August 12, 2019
Partner Ryan Stinneford comments for Law360 on Federal Reserve's real-time payments plan
On August 9, Law360 published an article on the possible legal challenges the Federal Reserve may face in opposition to its plans to move forward with a real-time payments system. According to Law360, last week's announcement by the Federal Reserve of its intent to build the "FedNow Service" put an end to speculation about how the Fed would seek to deliver on its longstanding policy goal of modernizing the infrastructure over which retail payments travel in the U.S., positioning it to compete against the private sector as a faster-payments provider.

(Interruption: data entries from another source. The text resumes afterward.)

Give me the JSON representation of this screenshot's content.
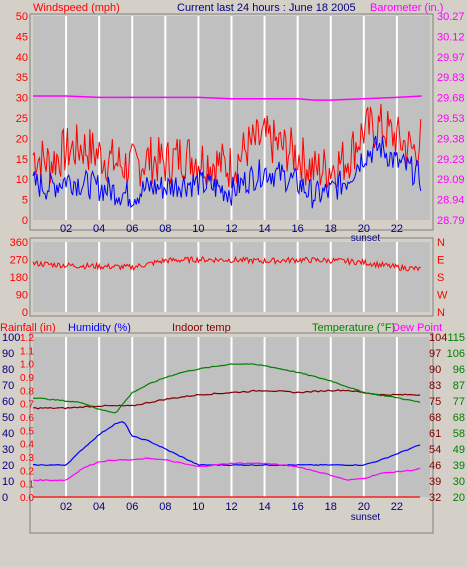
{
  "header": {
    "left": "Windspeed (mph)",
    "center": "Current last 24 hours : June 18 2005",
    "right": "Barometer (in.)"
  },
  "colors": {
    "bg": "#d4d0c8",
    "plot_bg": "#c0c0c0",
    "grid": "#ffffff",
    "red": "#ff0000",
    "blue": "#0000ff",
    "magenta": "#ff00ff",
    "maroon": "#800000",
    "green": "#008000",
    "darkblue": "#000080"
  },
  "x_ticks": [
    "02",
    "04",
    "06",
    "08",
    "10",
    "12",
    "14",
    "16",
    "18",
    "20",
    "22"
  ],
  "sunset_label": "sunset",
  "chart_data": [
    {
      "type": "line",
      "name": "wind-panel",
      "x_range": [
        0,
        24
      ],
      "y_left": {
        "label": "Windspeed (mph)",
        "ticks": [
          0,
          5,
          10,
          15,
          20,
          25,
          30,
          35,
          40,
          45,
          50
        ],
        "range": [
          0,
          50
        ]
      },
      "y_right": {
        "label": "Barometer (in.)",
        "ticks": [
          "28.79",
          "28.94",
          "29.09",
          "29.23",
          "29.38",
          "29.53",
          "29.68",
          "29.83",
          "29.97",
          "30.12",
          "30.27"
        ],
        "range": [
          28.79,
          30.27
        ]
      },
      "series": [
        {
          "name": "Barometer (in.)",
          "x": [
            0,
            2,
            4,
            6,
            8,
            10,
            12,
            14,
            16,
            17,
            18,
            20,
            22,
            23.5
          ],
          "values": [
            29.69,
            29.69,
            29.68,
            29.68,
            29.68,
            29.68,
            29.67,
            29.67,
            29.67,
            29.66,
            29.66,
            29.67,
            29.68,
            29.69
          ]
        },
        {
          "name": "Windspeed gust",
          "x": [
            0,
            1,
            2,
            3,
            4,
            5,
            6,
            7,
            8,
            9,
            10,
            11,
            12,
            13,
            14,
            15,
            16,
            17,
            18,
            19,
            20,
            21,
            22,
            23,
            23.5
          ],
          "values": [
            16,
            14,
            17,
            18,
            16,
            14,
            13,
            15,
            14,
            16,
            15,
            14,
            13,
            18,
            20,
            18,
            16,
            12,
            13,
            15,
            22,
            23,
            20,
            17,
            20
          ]
        },
        {
          "name": "Windspeed avg",
          "x": [
            0,
            1,
            2,
            3,
            4,
            5,
            6,
            7,
            8,
            9,
            10,
            11,
            12,
            13,
            14,
            15,
            16,
            17,
            18,
            19,
            20,
            21,
            22,
            23,
            23.5
          ],
          "values": [
            9,
            8,
            10,
            9,
            8,
            7,
            6,
            8,
            8,
            9,
            9,
            8,
            7,
            10,
            12,
            11,
            9,
            6,
            7,
            10,
            16,
            18,
            14,
            12,
            10
          ]
        }
      ]
    },
    {
      "type": "line",
      "name": "wind-direction-panel",
      "x_range": [
        0,
        24
      ],
      "y_left": {
        "ticks": [
          0,
          90,
          180,
          270,
          360
        ],
        "range": [
          0,
          360
        ]
      },
      "y_right": {
        "ticks": [
          "N",
          "E",
          "S",
          "W",
          "N"
        ]
      },
      "series": [
        {
          "name": "Wind direction",
          "x": [
            0,
            2,
            4,
            6,
            8,
            10,
            12,
            14,
            16,
            18,
            20,
            22,
            23.5
          ],
          "values": [
            250,
            240,
            235,
            230,
            265,
            270,
            268,
            262,
            268,
            265,
            255,
            230,
            220
          ]
        }
      ]
    },
    {
      "type": "line",
      "name": "rain-temp-panel",
      "header": {
        "rainfall": "Rainfall (in)",
        "humidity": "Humidity (%)",
        "indoor": "Indoor temp",
        "temperature": "Temperature (°F)",
        "dewpoint": "Dew Point"
      },
      "x_range": [
        0,
        24
      ],
      "y_rain": {
        "ticks": [
          "0.0",
          "0.1",
          "0.2",
          "0.3",
          "0.4",
          "0.5",
          "0.6",
          "0.7",
          "0.8",
          "0.9",
          "1.0",
          "1.1",
          "1.2"
        ],
        "range": [
          0,
          1.2
        ]
      },
      "y_humidity": {
        "ticks": [
          0,
          10,
          20,
          30,
          40,
          50,
          60,
          70,
          80,
          90,
          100
        ],
        "range": [
          0,
          100
        ]
      },
      "y_indoor": {
        "ticks": [
          32,
          39,
          46,
          54,
          61,
          68,
          75,
          83,
          90,
          97,
          104
        ],
        "range": [
          32,
          104
        ]
      },
      "y_temp": {
        "ticks": [
          20,
          30,
          39,
          49,
          58,
          68,
          77,
          87,
          96,
          106,
          115
        ],
        "range": [
          20,
          115
        ]
      },
      "series": [
        {
          "name": "Rainfall (in)",
          "axis": "rain",
          "x": [
            0,
            23.5
          ],
          "values": [
            0,
            0
          ]
        },
        {
          "name": "Humidity (%)",
          "axis": "humidity",
          "x": [
            0,
            2,
            3,
            4,
            5,
            5.5,
            6,
            7,
            8,
            9,
            10,
            12,
            14,
            16,
            18,
            19,
            20,
            21,
            22,
            23,
            23.5
          ],
          "values": [
            20,
            20,
            30,
            39,
            46,
            47,
            38,
            35,
            30,
            25,
            20,
            20,
            20,
            20,
            20,
            20,
            20,
            23,
            27,
            31,
            33
          ]
        },
        {
          "name": "Indoor temp",
          "axis": "indoor",
          "x": [
            0,
            2,
            4,
            6,
            8,
            10,
            12,
            14,
            16,
            18,
            19,
            20,
            21,
            22,
            23.5
          ],
          "values": [
            72,
            72,
            73,
            73,
            76,
            78,
            79,
            80,
            79,
            80,
            80,
            79,
            78,
            78,
            78
          ]
        },
        {
          "name": "Temperature (°F)",
          "axis": "temp",
          "x": [
            0,
            2,
            3,
            4,
            5,
            6,
            7,
            8,
            9,
            10,
            12,
            13,
            14,
            15,
            16,
            18,
            20,
            22,
            23.5
          ],
          "values": [
            79,
            77,
            76,
            72,
            70,
            82,
            87,
            91,
            94,
            96,
            99,
            99,
            98,
            96,
            94,
            89,
            82,
            79,
            76
          ]
        },
        {
          "name": "Dew Point",
          "axis": "temp",
          "x": [
            0,
            2,
            3,
            4,
            5,
            6,
            7,
            8,
            9,
            10,
            11,
            12,
            14,
            16,
            18,
            19,
            20,
            21,
            22,
            23,
            23.5
          ],
          "values": [
            30,
            30,
            37,
            41,
            42,
            42,
            43,
            42,
            40,
            38,
            39,
            40,
            40,
            38,
            33,
            30,
            31,
            34,
            35,
            36,
            37
          ]
        }
      ]
    }
  ]
}
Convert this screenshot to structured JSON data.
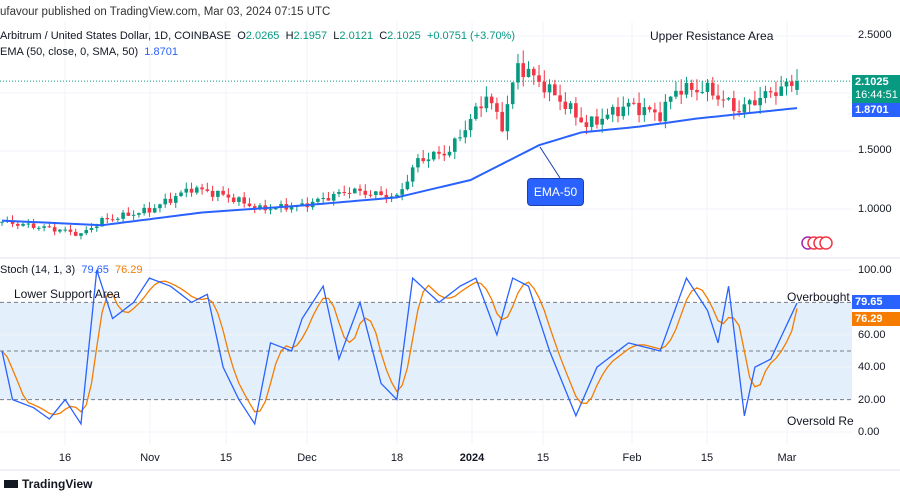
{
  "header": {
    "published": "ufavour published on TradingView.com, Mar 03, 2024 07:15 UTC"
  },
  "legend": {
    "symbol": "Arbitrum / United States Dollar, 1D, COINBASE",
    "o_label": "O",
    "o": "2.0265",
    "h_label": "H",
    "h": "2.1957",
    "l_label": "L",
    "l": "2.0121",
    "c_label": "C",
    "c": "2.1025",
    "change": "+0.0751 (+3.70%)",
    "ema_label": "EMA (50, close, 0, SMA, 50)",
    "ema_value": "1.8701"
  },
  "stoch_legend": {
    "label": "Stoch (14, 1, 3)",
    "k": "79.65",
    "d": "76.29"
  },
  "price_labels": {
    "last": "2.1025",
    "countdown": "16:44:51",
    "ema": "1.8701"
  },
  "stoch_labels": {
    "k": "79.65",
    "d": "76.29"
  },
  "annotations": {
    "upper": "Upper Resistance Area",
    "ema": "EMA-50",
    "lower": "Lower Support Area",
    "overbought": "Overbought",
    "oversold": "Oversold Re"
  },
  "footer": {
    "logo": "TradingView"
  },
  "colors": {
    "up": "#089981",
    "down": "#f23645",
    "ema": "#2962ff",
    "k": "#2962ff",
    "d": "#f57c00",
    "band": "#e3f0fb"
  },
  "chart_data": [
    {
      "type": "candlestick",
      "yaxis_ticks": [
        "2.5000",
        "1.5000",
        "1.0000"
      ],
      "ylim": [
        0.7,
        2.6
      ],
      "xaxis_ticks": [
        "16",
        "Nov",
        "15",
        "Dec",
        "18",
        "2024",
        "15",
        "Feb",
        "15",
        "Mar"
      ],
      "close": [
        [
          "2023-10-04",
          0.89
        ],
        [
          "2023-10-15",
          0.82
        ],
        [
          "2023-10-19",
          0.78
        ],
        [
          "2023-10-23",
          0.9
        ],
        [
          "2023-11-01",
          0.99
        ],
        [
          "2023-11-09",
          1.18
        ],
        [
          "2023-11-15",
          1.12
        ],
        [
          "2023-11-22",
          1.0
        ],
        [
          "2023-11-30",
          1.03
        ],
        [
          "2023-12-09",
          1.16
        ],
        [
          "2023-12-18",
          1.1
        ],
        [
          "2023-12-22",
          1.42
        ],
        [
          "2023-12-28",
          1.5
        ],
        [
          "2024-01-01",
          1.77
        ],
        [
          "2024-01-04",
          1.98
        ],
        [
          "2024-01-07",
          1.72
        ],
        [
          "2024-01-10",
          2.24
        ],
        [
          "2024-01-14",
          2.1
        ],
        [
          "2024-01-18",
          1.94
        ],
        [
          "2024-01-23",
          1.72
        ],
        [
          "2024-01-31",
          1.9
        ],
        [
          "2024-02-06",
          1.81
        ],
        [
          "2024-02-09",
          2.03
        ],
        [
          "2024-02-15",
          2.03
        ],
        [
          "2024-02-21",
          1.85
        ],
        [
          "2024-02-24",
          1.94
        ],
        [
          "2024-03-03",
          2.1025
        ]
      ],
      "ema50": [
        [
          "2023-10-04",
          0.9
        ],
        [
          "2023-10-23",
          0.86
        ],
        [
          "2023-11-11",
          0.97
        ],
        [
          "2023-11-30",
          1.03
        ],
        [
          "2023-12-18",
          1.1
        ],
        [
          "2024-01-01",
          1.25
        ],
        [
          "2024-01-14",
          1.55
        ],
        [
          "2024-01-22",
          1.66
        ],
        [
          "2024-02-02",
          1.71
        ],
        [
          "2024-02-13",
          1.78
        ],
        [
          "2024-03-03",
          1.8701
        ]
      ]
    },
    {
      "type": "line",
      "title": "Stoch (14, 1, 3)",
      "yaxis_ticks": [
        "100.00",
        "80.00",
        "60.00",
        "40.00",
        "20.00",
        "0.00"
      ],
      "ylim": [
        0,
        100
      ],
      "bands": [
        20,
        50,
        80
      ],
      "k": [
        [
          "2023-10-04",
          50
        ],
        [
          "2023-10-06",
          20
        ],
        [
          "2023-10-10",
          15
        ],
        [
          "2023-10-13",
          8
        ],
        [
          "2023-10-16",
          20
        ],
        [
          "2023-10-19",
          5
        ],
        [
          "2023-10-22",
          100
        ],
        [
          "2023-10-25",
          70
        ],
        [
          "2023-10-29",
          80
        ],
        [
          "2023-11-01",
          95
        ],
        [
          "2023-11-05",
          90
        ],
        [
          "2023-11-09",
          80
        ],
        [
          "2023-11-12",
          85
        ],
        [
          "2023-11-15",
          40
        ],
        [
          "2023-11-18",
          20
        ],
        [
          "2023-11-21",
          5
        ],
        [
          "2023-11-24",
          55
        ],
        [
          "2023-11-28",
          50
        ],
        [
          "2023-11-30",
          70
        ],
        [
          "2023-12-04",
          90
        ],
        [
          "2023-12-07",
          45
        ],
        [
          "2023-12-11",
          80
        ],
        [
          "2023-12-15",
          30
        ],
        [
          "2023-12-18",
          20
        ],
        [
          "2023-12-21",
          95
        ],
        [
          "2023-12-26",
          80
        ],
        [
          "2023-12-30",
          90
        ],
        [
          "2024-01-02",
          95
        ],
        [
          "2024-01-06",
          60
        ],
        [
          "2024-01-09",
          95
        ],
        [
          "2024-01-12",
          90
        ],
        [
          "2024-01-16",
          50
        ],
        [
          "2024-01-21",
          10
        ],
        [
          "2024-01-25",
          40
        ],
        [
          "2024-01-31",
          55
        ],
        [
          "2024-02-06",
          50
        ],
        [
          "2024-02-11",
          95
        ],
        [
          "2024-02-15",
          75
        ],
        [
          "2024-02-17",
          55
        ],
        [
          "2024-02-19",
          90
        ],
        [
          "2024-02-22",
          10
        ],
        [
          "2024-02-24",
          40
        ],
        [
          "2024-02-27",
          45
        ],
        [
          "2024-03-03",
          79.65
        ]
      ],
      "d_last": 76.29
    }
  ]
}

The Clearing House (TCH), a consortium of some of the country's biggest banks, operates a faster-payments network that has been running since 2017. According to TCH, its Real Time Payments (RTP) network currently links up more than half of U.S. demand deposit accounts and is on track to reach "nearly all" of the rest by 2020. FedNow isn't supposed to come online until 2023 or 2024. Given that faster-payments providers already exist or are emerging in the market, and given how far behind the Fed would be with its own offering, Partner Ryan Stinneford told Law360 that there has already been skepticism from critics that the Fed can plausibly find a need for its own involvement as a service provider.
"I do think that is a hook for a potential challenge, particularly where the one identified private sector service that would compete with the Fed has itself said that it will have full penetration of the bank market in the coming period of time before the Fed can get its up and running," said Ryan. "You can argue with the conclusions of both sides, but it does seem to me to be somewhat open to challenge."
Ryan is a partner in the firm's Maine office. He assists clients with a wide variety of federal, Maine and Massachusetts regulatory compliance matters. Ryan's retail financial compliance experience includes prepaid access, consumer and commercial deposit products, electronic banking and payment services, consumer finance products (residential mortgages, home equity loans/lines, personal loans/lines, credit cards, student loans, auto loans and leases, and retail installment sales contracts), marketing and advertising issues, privacy and data security issues, and vendor contracting/third party risk management issues.